Wellamo

The northwestern area of Tankar, Kokkola

 

World War I was going on. The approximately sixty-meter-long passenger steamer Wellamo, built in Scotland’s Dundee in the late 1800s, was sunk by the German submarine U47 at the end of August 1916. Skipper Viktor Norring was taking the Finnish ship from Sundsvall in Sweden to Ykspihlaja in Kokkola. Before the submarine destroyed the vessel with its deck gun, the entire crew and the captain’s wife, a total of about thirty people, were allowed to quickly board the lifeboats. They rowed to safety in Ykspihlaja after watching the ship and its precious cargo sink into the depths.

 

The wreck was located a couple of years after it sank, and items could be salvaged from it in the early 1920s. The first dives also involved some drama: one of the divers died of divers’ disease.

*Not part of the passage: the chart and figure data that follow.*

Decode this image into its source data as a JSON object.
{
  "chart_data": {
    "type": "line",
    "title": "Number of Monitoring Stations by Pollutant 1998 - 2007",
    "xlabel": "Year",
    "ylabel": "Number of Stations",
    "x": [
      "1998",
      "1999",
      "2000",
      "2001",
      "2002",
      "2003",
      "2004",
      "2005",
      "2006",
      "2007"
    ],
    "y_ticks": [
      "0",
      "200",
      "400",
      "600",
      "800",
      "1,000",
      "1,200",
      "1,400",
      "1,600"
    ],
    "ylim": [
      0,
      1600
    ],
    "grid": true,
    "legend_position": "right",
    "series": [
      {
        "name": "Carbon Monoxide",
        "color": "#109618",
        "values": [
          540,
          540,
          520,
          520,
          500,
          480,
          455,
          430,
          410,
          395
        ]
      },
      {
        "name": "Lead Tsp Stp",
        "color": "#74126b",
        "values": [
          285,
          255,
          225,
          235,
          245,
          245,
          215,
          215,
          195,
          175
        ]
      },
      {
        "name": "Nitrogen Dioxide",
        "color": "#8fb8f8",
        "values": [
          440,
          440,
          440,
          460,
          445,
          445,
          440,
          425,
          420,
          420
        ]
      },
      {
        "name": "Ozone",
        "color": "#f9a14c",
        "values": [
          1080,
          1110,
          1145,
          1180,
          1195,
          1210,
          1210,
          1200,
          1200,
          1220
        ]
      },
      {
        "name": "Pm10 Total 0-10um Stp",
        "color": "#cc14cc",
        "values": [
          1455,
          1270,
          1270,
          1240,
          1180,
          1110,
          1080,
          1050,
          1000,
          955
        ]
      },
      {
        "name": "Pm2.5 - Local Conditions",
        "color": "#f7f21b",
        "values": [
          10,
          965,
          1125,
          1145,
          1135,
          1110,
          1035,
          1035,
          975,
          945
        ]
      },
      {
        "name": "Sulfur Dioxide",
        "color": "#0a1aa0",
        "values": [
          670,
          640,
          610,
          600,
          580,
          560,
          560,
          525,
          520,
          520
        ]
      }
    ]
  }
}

He had lost his lead weight and ascended to the surface too quickly.

 

For a long time, the wreck, which lies at a depth of over 40 metres, was forgotten, until the diving club Kokkolan Merisaukot located it in August 1977. Since that time, the wreck has become a popular diving destination. Diver Arvo Hyytiä describes his experience of finding the wreck as follows: "Joyfully I moved to the wreck and hugged it, as this had been my dream for years, and it occurred to me that I was the first person to see this ship in more than fifty years." (Hyytiä: Rauhan meri)

 

When a trawl damaged the wreck in 2004, both of its masts broke off, but one of them was salvaged. Today the anchor of Wellamo can be found on the terrace of Kokkola City Library.